Every day now, it seems there are new examples of the increasing political toxicity in Washington and a good bit of that angst concerns the Fed, even as a nominee for the Board of Governors continues to draw strong pushback. And, enduring concerns about debt levels increasingly shadow efforts to offset the impacts of the coronavirus.
This week, Bloomberg is reporting that a group of more than 100 prominent economists--including seven Nobel Prize laureates--signed a new open letter to U.S. senators urging them to reject President Donald Trump's nomination of Judy Shelton to the Federal Reserve's Board of Governors.
The new letter is nearly identical to one published in August by former Federal Reserve officials and staffers, a letter that now has 70 signatories, including four former regional Fed presidents and a former Fed governor.
Those writers argue that Shelton's views on monetary policy and economics are “so extreme and ill-considered as to be an unnecessary distraction” from the tasks facing the US central bank as it deals with fallout from the coronavirus pandemic.
The new letter's signatories include seven winners of the Nobel Memorial Prize in Economic Sciences, Bloomberg says. Shelton's nomination was voted out of committee on a party-line vote in July and she now awaits approval by the full Senate--but no vote has yet been scheduled for her or fellow nominee Christopher Waller, research director at the St. Louis Fed.
Shelton, an informal adviser to the President's 2016 campaign, has drawn significant criticism for policy views many consider well outside the mainstream--including a history of admiration for the gold standard--and for being a political loyalist who might bend to Trump's will.
Still, she appeared to abandon her advocacy for ultra-tight monetary policy when she emerged as a Fed candidate, publicly aligning herself with the President's calls for lower interest rates—and now insists that “no one will tell her what to do.”
In the meantime, The Hill reported this week that negotiations for additional virus relief continue amid reports from the nonpartisan Congressional Budget Office that emphasize an increasingly gloomy outlook for large deficits. For example, CBO says the deficit for fiscal 2020 will more than double the previous high--$1.4 trillion in 2009 during the height of the Great Recession. Overall, the debt is on track to surpass 100% of GDP next year and break its World War II record by 2023, CBO says.
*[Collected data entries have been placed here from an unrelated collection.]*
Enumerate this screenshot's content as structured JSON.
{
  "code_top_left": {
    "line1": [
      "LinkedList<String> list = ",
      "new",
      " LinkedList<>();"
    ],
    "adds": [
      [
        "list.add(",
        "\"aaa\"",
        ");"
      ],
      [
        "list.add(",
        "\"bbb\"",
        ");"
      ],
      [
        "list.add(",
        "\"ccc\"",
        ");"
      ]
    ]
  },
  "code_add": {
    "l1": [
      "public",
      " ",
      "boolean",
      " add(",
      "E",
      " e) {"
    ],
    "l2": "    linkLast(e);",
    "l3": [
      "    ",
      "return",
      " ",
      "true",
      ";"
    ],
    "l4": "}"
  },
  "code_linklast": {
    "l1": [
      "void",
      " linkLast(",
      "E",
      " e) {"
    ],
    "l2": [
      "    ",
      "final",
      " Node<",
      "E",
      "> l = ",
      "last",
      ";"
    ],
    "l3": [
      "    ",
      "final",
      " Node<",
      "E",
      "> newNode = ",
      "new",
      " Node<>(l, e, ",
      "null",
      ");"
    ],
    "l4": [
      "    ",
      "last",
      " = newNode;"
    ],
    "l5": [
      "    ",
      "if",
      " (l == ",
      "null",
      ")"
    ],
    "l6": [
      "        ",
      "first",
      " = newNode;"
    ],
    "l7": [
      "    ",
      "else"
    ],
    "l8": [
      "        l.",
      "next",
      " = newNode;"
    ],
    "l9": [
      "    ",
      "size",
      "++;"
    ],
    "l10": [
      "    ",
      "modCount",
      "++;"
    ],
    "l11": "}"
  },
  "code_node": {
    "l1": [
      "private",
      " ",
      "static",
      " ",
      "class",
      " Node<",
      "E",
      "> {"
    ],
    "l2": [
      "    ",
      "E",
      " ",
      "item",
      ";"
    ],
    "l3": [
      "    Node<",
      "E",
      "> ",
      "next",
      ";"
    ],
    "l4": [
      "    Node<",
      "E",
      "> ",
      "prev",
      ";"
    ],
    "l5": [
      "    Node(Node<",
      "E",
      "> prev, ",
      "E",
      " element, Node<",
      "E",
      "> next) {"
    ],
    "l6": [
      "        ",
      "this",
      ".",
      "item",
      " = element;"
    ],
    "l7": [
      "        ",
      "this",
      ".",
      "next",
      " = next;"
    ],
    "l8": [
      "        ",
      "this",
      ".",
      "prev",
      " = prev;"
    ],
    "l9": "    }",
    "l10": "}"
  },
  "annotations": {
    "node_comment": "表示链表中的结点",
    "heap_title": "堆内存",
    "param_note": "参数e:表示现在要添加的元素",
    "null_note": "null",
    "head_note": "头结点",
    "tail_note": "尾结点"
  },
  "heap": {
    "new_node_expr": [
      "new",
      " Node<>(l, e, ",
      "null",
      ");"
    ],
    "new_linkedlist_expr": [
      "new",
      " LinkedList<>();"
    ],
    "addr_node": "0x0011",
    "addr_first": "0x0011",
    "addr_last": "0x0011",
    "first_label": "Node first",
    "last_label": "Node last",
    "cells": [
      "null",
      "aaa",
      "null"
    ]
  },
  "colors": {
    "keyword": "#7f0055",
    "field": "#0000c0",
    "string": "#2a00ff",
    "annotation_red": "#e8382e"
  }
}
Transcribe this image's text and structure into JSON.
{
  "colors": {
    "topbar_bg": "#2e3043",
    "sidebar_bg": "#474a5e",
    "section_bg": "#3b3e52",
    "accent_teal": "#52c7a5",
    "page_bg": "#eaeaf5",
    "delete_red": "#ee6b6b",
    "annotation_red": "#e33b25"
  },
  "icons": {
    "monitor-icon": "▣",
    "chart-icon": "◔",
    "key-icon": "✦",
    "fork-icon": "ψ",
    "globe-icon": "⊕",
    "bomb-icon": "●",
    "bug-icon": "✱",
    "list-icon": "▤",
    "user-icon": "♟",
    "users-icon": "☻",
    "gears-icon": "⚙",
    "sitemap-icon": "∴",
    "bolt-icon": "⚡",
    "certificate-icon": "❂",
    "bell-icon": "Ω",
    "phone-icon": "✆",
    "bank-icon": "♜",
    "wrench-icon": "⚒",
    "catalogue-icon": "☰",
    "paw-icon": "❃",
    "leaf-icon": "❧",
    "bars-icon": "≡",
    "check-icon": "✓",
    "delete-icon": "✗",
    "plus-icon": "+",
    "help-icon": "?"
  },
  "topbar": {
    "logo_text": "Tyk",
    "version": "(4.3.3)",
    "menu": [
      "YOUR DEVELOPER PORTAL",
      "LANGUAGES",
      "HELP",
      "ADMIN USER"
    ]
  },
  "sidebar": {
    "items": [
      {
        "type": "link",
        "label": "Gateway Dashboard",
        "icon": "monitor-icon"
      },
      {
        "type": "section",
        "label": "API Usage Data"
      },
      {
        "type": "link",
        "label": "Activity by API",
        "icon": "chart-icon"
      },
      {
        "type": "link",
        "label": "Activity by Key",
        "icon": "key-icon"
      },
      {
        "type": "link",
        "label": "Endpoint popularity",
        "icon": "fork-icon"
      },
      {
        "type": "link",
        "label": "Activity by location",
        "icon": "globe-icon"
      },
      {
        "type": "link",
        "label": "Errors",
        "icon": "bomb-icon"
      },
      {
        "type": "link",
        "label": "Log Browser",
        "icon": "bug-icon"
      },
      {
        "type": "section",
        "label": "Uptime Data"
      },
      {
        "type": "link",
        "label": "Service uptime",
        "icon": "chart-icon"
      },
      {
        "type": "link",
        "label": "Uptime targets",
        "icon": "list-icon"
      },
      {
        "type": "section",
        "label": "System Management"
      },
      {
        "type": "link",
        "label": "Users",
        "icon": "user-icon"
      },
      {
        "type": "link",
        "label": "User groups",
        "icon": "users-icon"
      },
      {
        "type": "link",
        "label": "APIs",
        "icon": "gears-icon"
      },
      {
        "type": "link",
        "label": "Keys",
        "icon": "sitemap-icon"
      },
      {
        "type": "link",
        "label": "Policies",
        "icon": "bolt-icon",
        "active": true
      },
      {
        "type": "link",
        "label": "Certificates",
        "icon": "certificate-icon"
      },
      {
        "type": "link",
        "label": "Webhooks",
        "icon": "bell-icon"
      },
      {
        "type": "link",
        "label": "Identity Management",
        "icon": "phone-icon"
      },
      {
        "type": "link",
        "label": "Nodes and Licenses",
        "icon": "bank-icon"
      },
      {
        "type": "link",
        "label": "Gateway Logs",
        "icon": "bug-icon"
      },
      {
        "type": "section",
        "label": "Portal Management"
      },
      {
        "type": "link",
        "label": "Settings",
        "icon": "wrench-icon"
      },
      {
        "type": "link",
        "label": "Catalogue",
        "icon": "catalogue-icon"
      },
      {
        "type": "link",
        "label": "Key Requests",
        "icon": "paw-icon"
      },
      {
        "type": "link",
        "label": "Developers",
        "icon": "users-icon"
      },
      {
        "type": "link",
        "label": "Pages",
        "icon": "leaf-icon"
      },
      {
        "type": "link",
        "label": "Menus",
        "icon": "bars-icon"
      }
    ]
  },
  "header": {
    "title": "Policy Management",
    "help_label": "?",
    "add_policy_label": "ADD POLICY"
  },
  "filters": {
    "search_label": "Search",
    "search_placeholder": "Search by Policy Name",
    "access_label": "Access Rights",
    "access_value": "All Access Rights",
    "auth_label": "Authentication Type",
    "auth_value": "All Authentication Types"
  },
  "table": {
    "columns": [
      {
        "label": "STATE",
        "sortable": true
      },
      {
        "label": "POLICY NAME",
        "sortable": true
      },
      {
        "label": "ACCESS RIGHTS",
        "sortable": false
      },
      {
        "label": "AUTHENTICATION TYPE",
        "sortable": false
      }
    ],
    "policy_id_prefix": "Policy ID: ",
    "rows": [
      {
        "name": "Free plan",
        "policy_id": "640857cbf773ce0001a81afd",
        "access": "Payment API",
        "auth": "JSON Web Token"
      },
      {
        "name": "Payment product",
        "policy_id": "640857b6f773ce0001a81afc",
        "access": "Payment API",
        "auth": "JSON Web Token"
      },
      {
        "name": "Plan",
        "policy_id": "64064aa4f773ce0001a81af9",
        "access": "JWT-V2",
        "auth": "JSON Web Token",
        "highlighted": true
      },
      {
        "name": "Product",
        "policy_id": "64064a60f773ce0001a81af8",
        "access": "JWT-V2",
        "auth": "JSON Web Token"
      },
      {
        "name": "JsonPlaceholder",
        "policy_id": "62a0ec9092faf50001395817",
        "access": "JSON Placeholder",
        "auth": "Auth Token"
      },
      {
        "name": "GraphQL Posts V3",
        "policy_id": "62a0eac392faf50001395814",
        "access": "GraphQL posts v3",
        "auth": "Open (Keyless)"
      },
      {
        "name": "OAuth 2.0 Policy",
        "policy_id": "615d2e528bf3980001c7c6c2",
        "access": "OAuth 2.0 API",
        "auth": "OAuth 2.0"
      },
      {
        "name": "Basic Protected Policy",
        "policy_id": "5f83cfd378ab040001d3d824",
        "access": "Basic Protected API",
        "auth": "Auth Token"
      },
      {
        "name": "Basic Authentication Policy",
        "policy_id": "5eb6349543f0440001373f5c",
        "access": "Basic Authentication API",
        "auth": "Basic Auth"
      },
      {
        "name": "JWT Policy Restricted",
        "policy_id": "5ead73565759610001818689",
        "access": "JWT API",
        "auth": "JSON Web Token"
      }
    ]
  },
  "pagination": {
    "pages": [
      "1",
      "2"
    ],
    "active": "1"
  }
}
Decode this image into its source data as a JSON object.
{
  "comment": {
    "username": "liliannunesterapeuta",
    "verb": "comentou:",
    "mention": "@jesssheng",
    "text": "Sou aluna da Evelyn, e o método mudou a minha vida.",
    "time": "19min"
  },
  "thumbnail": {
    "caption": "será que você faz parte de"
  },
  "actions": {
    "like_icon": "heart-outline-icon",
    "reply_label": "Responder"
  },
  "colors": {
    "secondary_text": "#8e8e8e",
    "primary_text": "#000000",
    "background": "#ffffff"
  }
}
Republican leaders say they aren't firmly opposed to another relief measure, but they're harshly critical of the one put forth by Speaker Nancy Pelosi, D-Calif., so the Senate leadership is working to advance a “skinny” $500 billion relief bill. A vote on that measure could come as early as next week, posing a test for what level of support Senate Republicans can muster in their own party for a bill that's less than half their initial offer.
Those efforts are separate from stalled negotiations between Pelosi and Senate Minority Leader Charles Schumer, D-N.Y., on one side and Treasury Secretary Steven Mnuchin and White House Chief of Staff Mark Meadows on the other. Meadows, in particular, has put the fiscal issue front and center. As a congressman and cofounder of the conservative Freedom Caucus, Meadows frequently railed against bipartisan spending deals because of the hit to the deficit.
Mnuchin, meanwhile, is striking a slightly more optimistic tone, saying in congressional testimony Tuesday that President Trump agreed that some level of fiscal aid was still necessary. “Let me say I very much agree with you and those other experts that more fiscal response is needed. The president and I want to move forward with more fiscal response,” he said.
While Democrats have come down from $3.4 trillion to $2.2 trillion and Republicans have come up to $1.3 trillion, they remain bitterly divided over hundreds of billions of dollars in proposed aid to state and local government.
Fiscal experts, including Federal Reserve Chairman Jerome Powell, say bold stimulus measures are needed to help the country dig its way out of the deepest economic downturn since the Great Depression, and several longtime advocates for fiscal restraint argue that even with the new CBO report, debt concerns should not stand in the way of a strong response to the pandemic.
“The warning bells this report contains should not cause a premature end to borrowing, but a commitment to dealing with the debt at the appropriate time,” said Maya MacGuineas, president of the Committee for a Responsible Federal Budget.
Shai Akabas, director of economic policy at the Bipartisan Policy Center, added that borrowing now could help lead to a stronger recovery and ultimately put the country in a better position to address the debt. “The strange reality is that for the nation's long-term budget picture to get better, it must get even worse in the short term,” he said.
“Doing so will give our economy the best shot to bounce back, and a good recovery now will help lessen budget shortfalls in coming years.”
So, we will see. The fight to control the virus continues to be central for most policy makers, even as the struggle to stimulate the economic recovery gains in importance—and the pre-election maneuvering on the pandemic and the economy overshadows virtually all other policy debates nationwide, fights producers should watch closely as they intensify, Washington Insider believes.